HONG KONG — Han Han, considered China’s most popular blogger, faced about 200 members of the news media and 1,800 fans at the recent book fair here.

The first question from the press, about the 1989 Tiananmen Square crackdown in Beijing, was one that could not have been asked at a similar event across the border.

“I was only seven years old when the incident happened and couldn’t understand it. But when I did understand it, I couldn’t read anything about it,” the 28-year-old said in Mandarin, referring to censorship on the subject.

Han Han has achieved mass popularity with a blog ( that offers a critical take on current affairs. A high school dropout and part-time rally racer, he has become something of a self-made media personality who writes books, produces music and is now the editor of a new magazine.

Party, a bimonthly art and literary journal that includes essays, photography and comics, was introduced earlier this month. The premiere issue also included a brain scan from Ai Weiwei, a top Chinese artist and high-profile activist who underwent brain surgery last year to stem a hemorrhage after a beating by the police. He had released the scan as evidence of the assault.

Han Han said that the majority of Party’s content would fall “outside the censors’ radar,” but added that “I dislike it when politics stall the development of literature and art.”

He referred to Hong Kong as the city where “you can say whatever you want.”

Later, he said in a Webcast that he was considering starting a Hong Kong edition of Party.

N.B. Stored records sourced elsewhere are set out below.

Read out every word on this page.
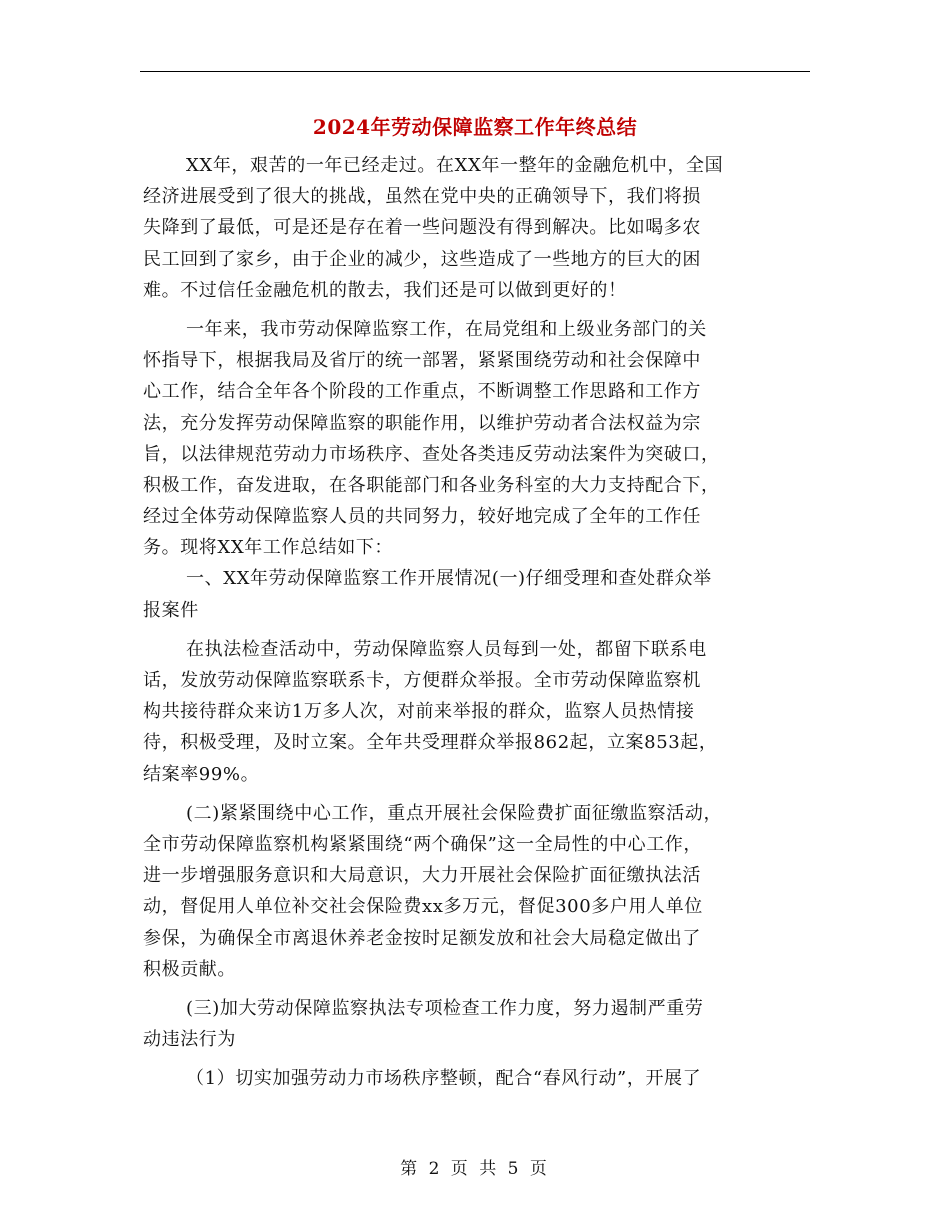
2024年劳动保障监察工作年终总结
XX年，艰苦的一年已经走过。在XX年一整年的金融危机中，全国
经济进展受到了很大的挑战，虽然在党中央的正确领导下，我们将损
失降到了最低，可是还是存在着一些问题没有得到解决。比如喝多农
民工回到了家乡，由于企业的减少，这些造成了一些地方的巨大的困
难。不过信任金融危机的散去，我们还是可以做到更好的！
一年来，我市劳动保障监察工作，在局党组和上级业务部门的关
怀指导下，根据我局及省厅的统一部署，紧紧围绕劳动和社会保障中
心工作，结合全年各个阶段的工作重点，不断调整工作思路和工作方
法，充分发挥劳动保障监察的职能作用，以维护劳动者合法权益为宗
旨，以法律规范劳动力市场秩序、查处各类违反劳动法案件为突破口，
积极工作，奋发进取，在各职能部门和各业务科室的大力支持配合下，
经过全体劳动保障监察人员的共同努力，较好地完成了全年的工作任
务。现将XX年工作总结如下：
一、XX年劳动保障监察工作开展情况(一)仔细受理和查处群众举
报案件
在执法检查活动中，劳动保障监察人员每到一处，都留下联系电
话，发放劳动保障监察联系卡，方便群众举报。全市劳动保障监察机
构共接待群众来访1万多人次，对前来举报的群众，监察人员热情接
待，积极受理，及时立案。全年共受理群众举报862起，立案853起，
结案率99%。
(二)紧紧围绕中心工作，重点开展社会保险费扩面征缴监察活动，
全市劳动保障监察机构紧紧围绕“两个确保”这一全局性的中心工作，
进一步增强服务意识和大局意识，大力开展社会保险扩面征缴执法活
动，督促用人单位补交社会保险费xx多万元，督促300多户用人单位
参保，为确保全市离退休养老金按时足额发放和社会大局稳定做出了
积极贡献。
(三)加大劳动保障监察执法专项检查工作力度，努力遏制严重劳
动违法行为
（1）切实加强劳动力市场秩序整顿，配合“春风行动”，开展了
第 2 页 共 5 页
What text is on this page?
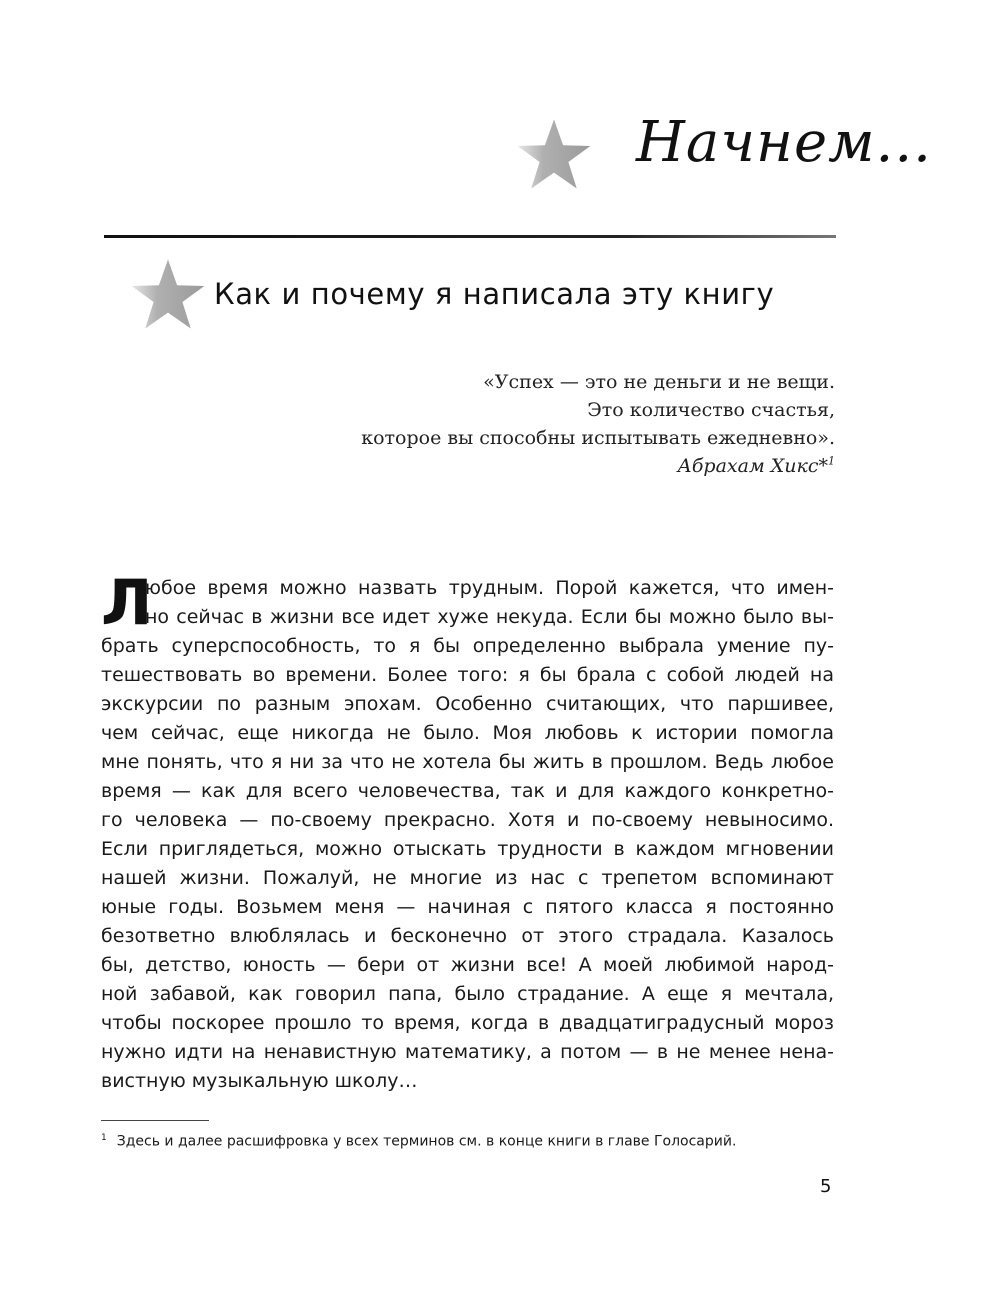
Начнем...
Как и почему я написала эту книгу
«Успех — это не деньги и не вещи.
Это количество счастья,
которое вы способны испытывать ежедневно».
Абрахам Хикс*$^1$
Л
юбое время можно назвать трудным. Порой кажется, что имен-
но сейчас в жизни все идет хуже некуда. Если бы можно было вы-
брать суперспособность, то я бы определенно выбрала умение пу-
тешествовать во времени. Более того: я бы брала с собой людей на
экскурсии по разным эпохам. Особенно считающих, что паршивее,
чем сейчас, еще никогда не было. Моя любовь к истории помогла
мне понять, что я ни за что не хотела бы жить в прошлом. Ведь любое
время — как для всего человечества, так и для каждого конкретно-
го человека — по-своему прекрасно. Хотя и по-своему невыносимо.
Если приглядеться, можно отыскать трудности в каждом мгновении
нашей жизни. Пожалуй, не многие из нас с трепетом вспоминают
юные годы. Возьмем меня — начиная с пятого класса я постоянно
безответно влюблялась и бесконечно от этого страдала. Казалось
бы, детство, юность — бери от жизни все! А моей любимой народ-
ной забавой, как говорил папа, было страдание. А еще я мечтала,
чтобы поскорее прошло то время, когда в двадцатиградусный мороз
нужно идти на ненавистную математику, а потом — в не менее нена-
вистную музыкальную школу…
$^1$ Здесь и далее расшифровка у всех терминов см. в конце книги в главе Голосарий.
5
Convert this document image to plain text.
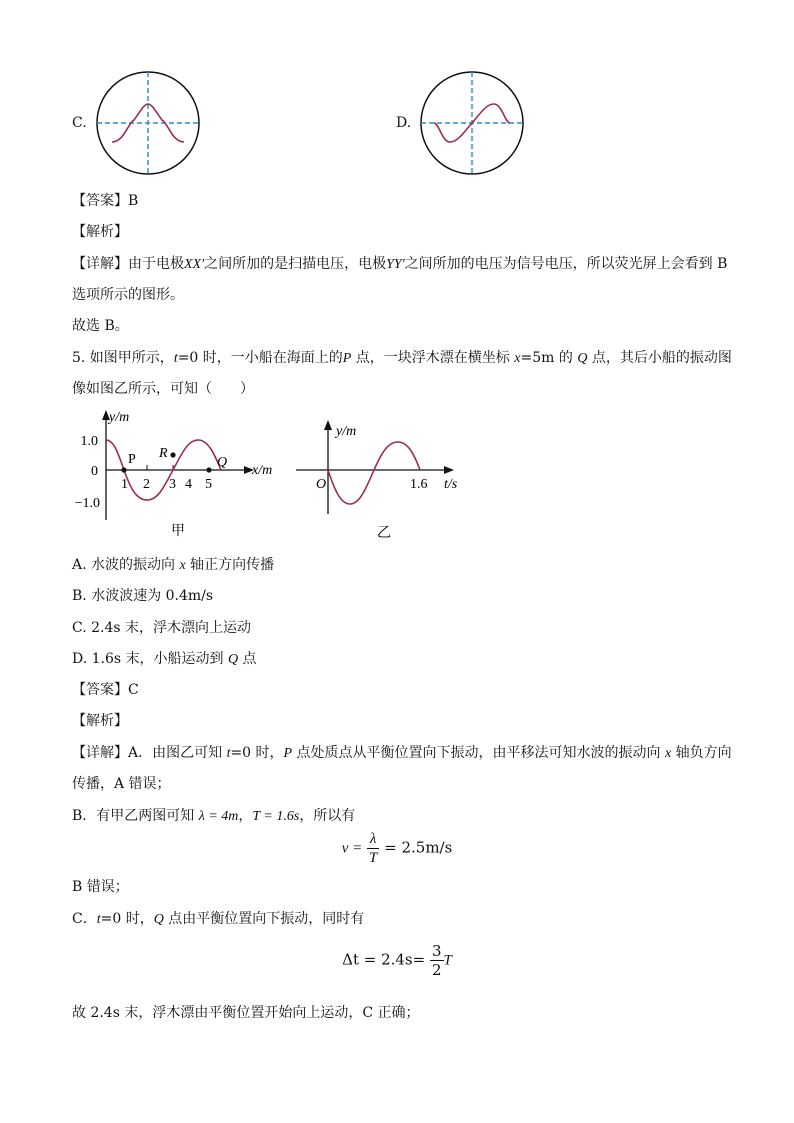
C.	D.
【答案】B
【解析】
【详解】由于电极XX'之间所加的是扫描电压，电极YY'之间所加的电压为信号电压，所以荧光屏上会看到 B
选项所示的图形。
故选 B。
5. 如图甲所示，t=0 时，一小船在海面上的P 点，一块浮木漂在横坐标 x=5m 的 Q 点，其后小船的振动图
像如图乙所示，可知（　　）
y/m
x/m
1.0
0
−1.0
P R
Q
1 2 3 4 5
甲
y/m
t/s
O	1.6
乙
A. 水波的振动向 x 轴正方向传播
B. 水波波速为 0.4m/s
C. 2.4s 末，浮木漂向上运动
D. 1.6s 末，小船运动到 Q 点
【答案】C
【解析】
【详解】A．由图乙可知 t=0 时，P 点处质点从平衡位置向下振动，由平移法可知水波的振动向 x 轴负方向
传播，A 错误；
B．有甲乙两图可知 λ = 4m，T = 1.6s，所以有
$v = \frac{\lambda}{T} = 2.5m/s$
B 错误；
C．t=0 时，Q 点由平衡位置向下振动，同时有
$\Delta t = 2.4s= \frac{3}{2}$ T
故 2.4s 末，浮木漂由平衡位置开始向上运动，C 正确；
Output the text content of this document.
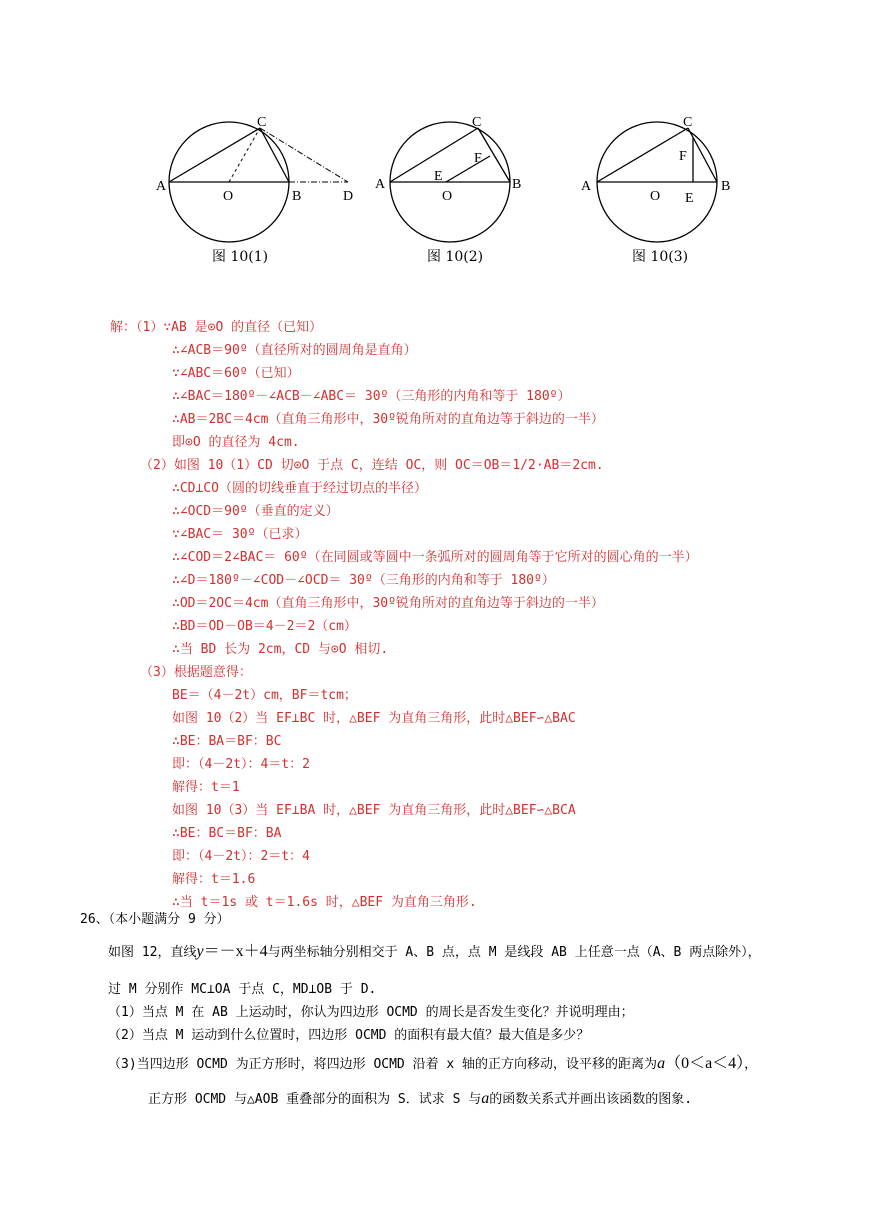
A
B
C
O	D
图 10(1)
A	B
C
O
E
F
图 10(2)
A	B
C
O E
F
图 10(3)
解：（1）∵AB 是⊙O 的直径（已知）
∴∠ACB＝90º（直径所对的圆周角是直角）
∵∠ABC＝60º（已知）
∴∠BAC＝180º－∠ACB－∠ABC＝ 30º（三角形的内角和等于 180º）
∴AB＝2BC＝4cm（直角三角形中，30º锐角所对的直角边等于斜边的一半）
即⊙O 的直径为 4cm.
（2）如图 10（1）CD 切⊙O 于点 C，连结 OC，则 OC＝OB＝1/2·AB＝2cm.
∴CD⊥CO（圆的切线垂直于经过切点的半径）
∴∠OCD＝90º（垂直的定义）
∵∠BAC＝ 30º（已求）
∴∠COD＝2∠BAC＝ 60º（在同圆或等圆中一条弧所对的圆周角等于它所对的圆心角的一半）
∴∠D＝180º－∠COD－∠OCD＝ 30º（三角形的内角和等于 180º）
∴OD＝2OC＝4cm（直角三角形中，30º锐角所对的直角边等于斜边的一半）
∴BD＝OD－OB＝4－2＝2（cm）
∴当 BD 长为 2cm，CD 与⊙O 相切.
（3）根据题意得：
BE＝（4－2t）cm，BF＝tcm；
如图 10（2）当 EF⊥BC 时，△BEF 为直角三角形，此时△BEF∽△BAC
∴BE：BA＝BF：BC
即：（4－2t）：4＝t：2
解得：t＝1
如图 10（3）当 EF⊥BA 时，△BEF 为直角三角形，此时△BEF∽△BCA
∴BE：BC＝BF：BA
即：（4－2t）：2＝t：4
解得：t＝1.6
∴当 t＝1s 或 t＝1.6s 时，△BEF 为直角三角形.
26、（本小题满分 9 分）
如图 12，直线y＝－x＋4与两坐标轴分别相交于 A、B 点，点 M 是线段 AB 上任意一点（A、B 两点除外），
过 M 分别作 MC⊥OA 于点 C，MD⊥OB 于 D.
（1）当点 M 在 AB 上运动时，你认为四边形 OCMD 的周长是否发生变化？并说明理由；
（2）当点 M 运动到什么位置时，四边形 OCMD 的面积有最大值？最大值是多少？
（3)当四边形 OCMD 为正方形时，将四边形 OCMD 沿着 x 轴的正方向移动，设平移的距离为a（0＜a＜4），
正方形 OCMD 与△AOB 重叠部分的面积为 S．试求 S 与a的函数关系式并画出该函数的图象.
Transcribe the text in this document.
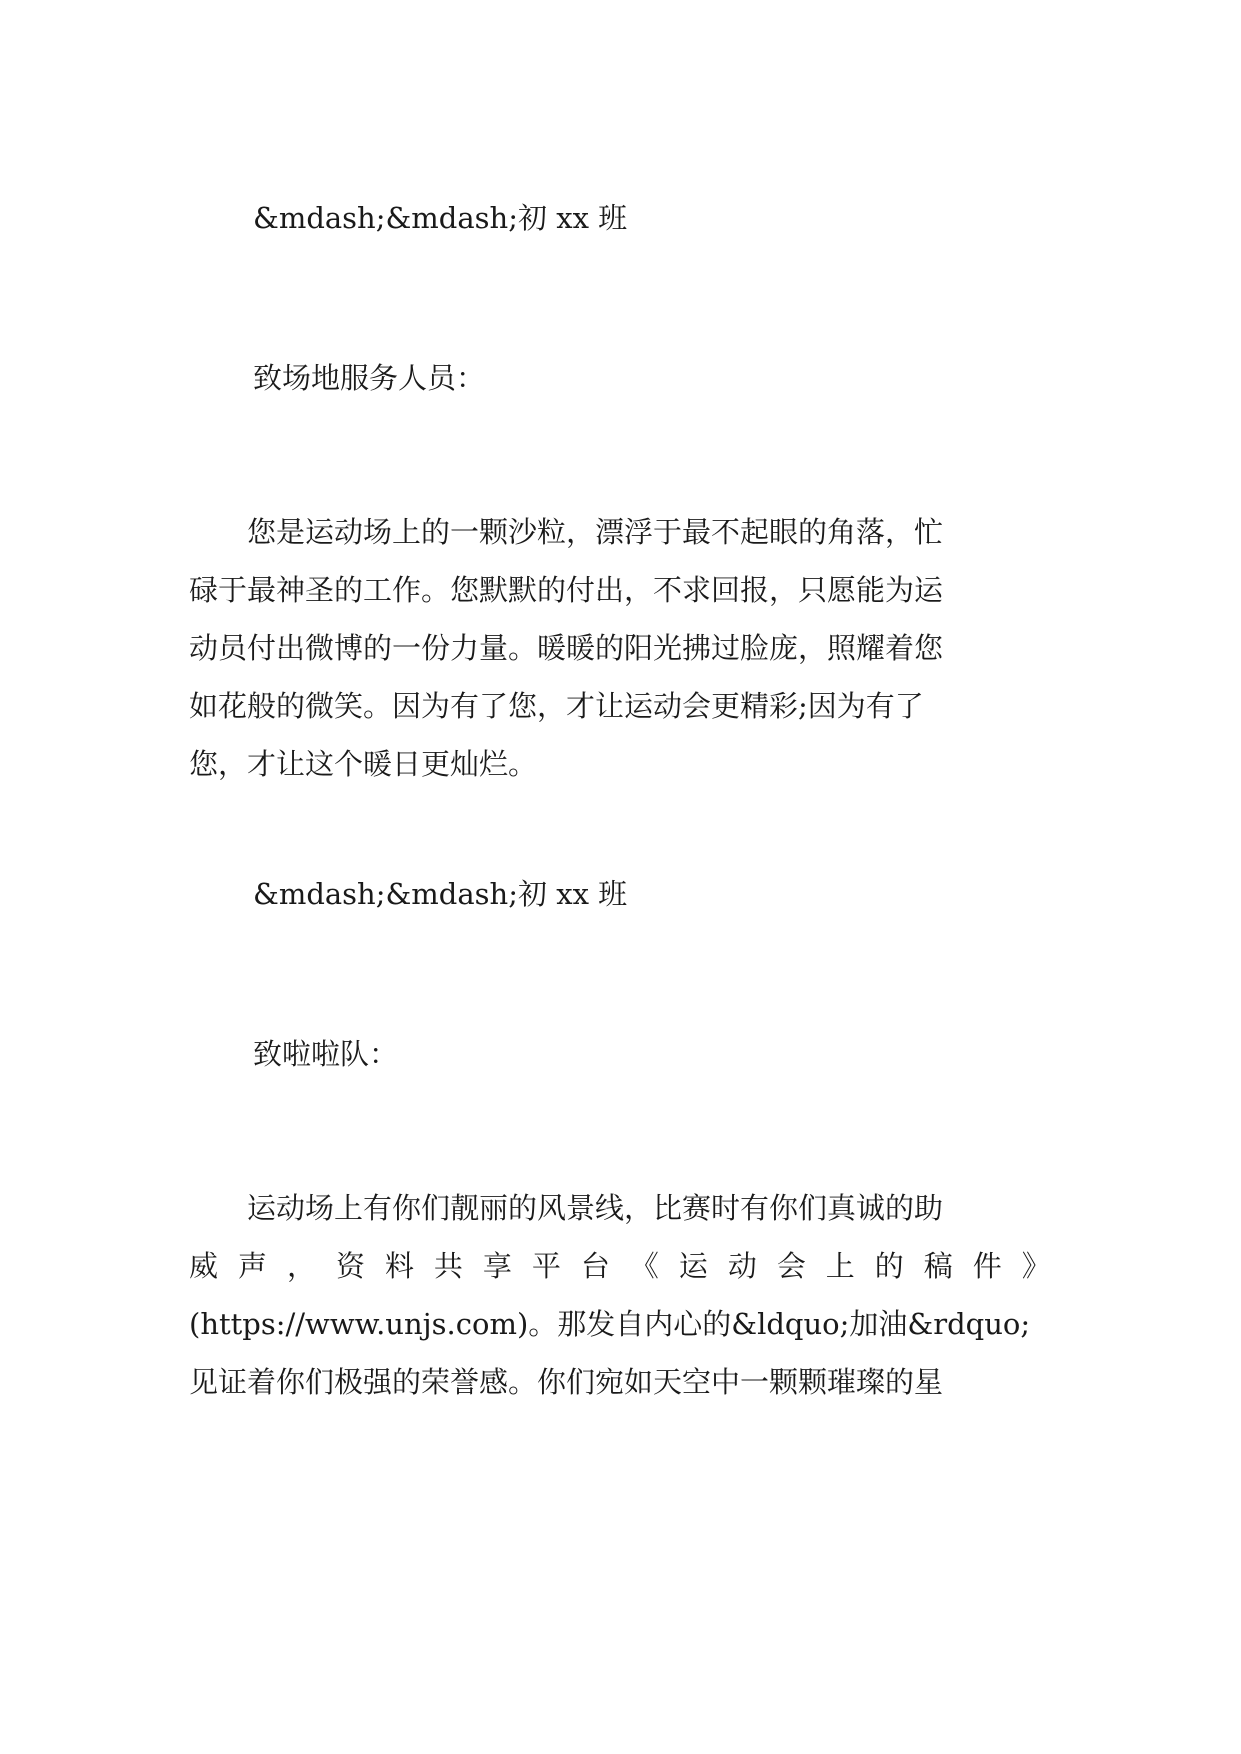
&mdash;&mdash;初 xx 班

致场地服务人员：

　　您是运动场上的一颗沙粒，漂浮于最不起眼的角落，忙
碌于最神圣的工作。您默默的付出，不求回报，只愿能为运
动员付出微博的一份力量。暖暖的阳光拂过脸庞，照耀着您
如花般的微笑。因为有了您，才让运动会更精彩;因为有了
您，才让这个暖日更灿烂。

&mdash;&mdash;初 xx 班

致啦啦队：

　　运动场上有你们靓丽的风景线，比赛时有你们真诚的助
威 声 ， 资 料 共 享 平 台 《 运 动 会 上 的 稿 件 》
(https://www.unjs.com)。那发自内心的&ldquo;加油&rdquo;
见证着你们极强的荣誉感。你们宛如天空中一颗颗璀璨的星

The fair, and the local publishing industry in general, has traded on the fact that it offers books, and open discussions, impossible to find on the mainland. In a show of hands, about 60 percent of those in Han Han’s audience said they were from mainland China, even though the fair attracts mostly a Hong Kong audience. The blogger was among 13 mainland speakers at the seven-day fair.

“Sometimes he says things that surprise me,” said Graham Lee, a Hong Kong native studying at Peking University, who had come across Han Han’s articles in Apple Daily, a Hong Kong newspaper. “His way of thinking is different from that of ordinary Chinese.”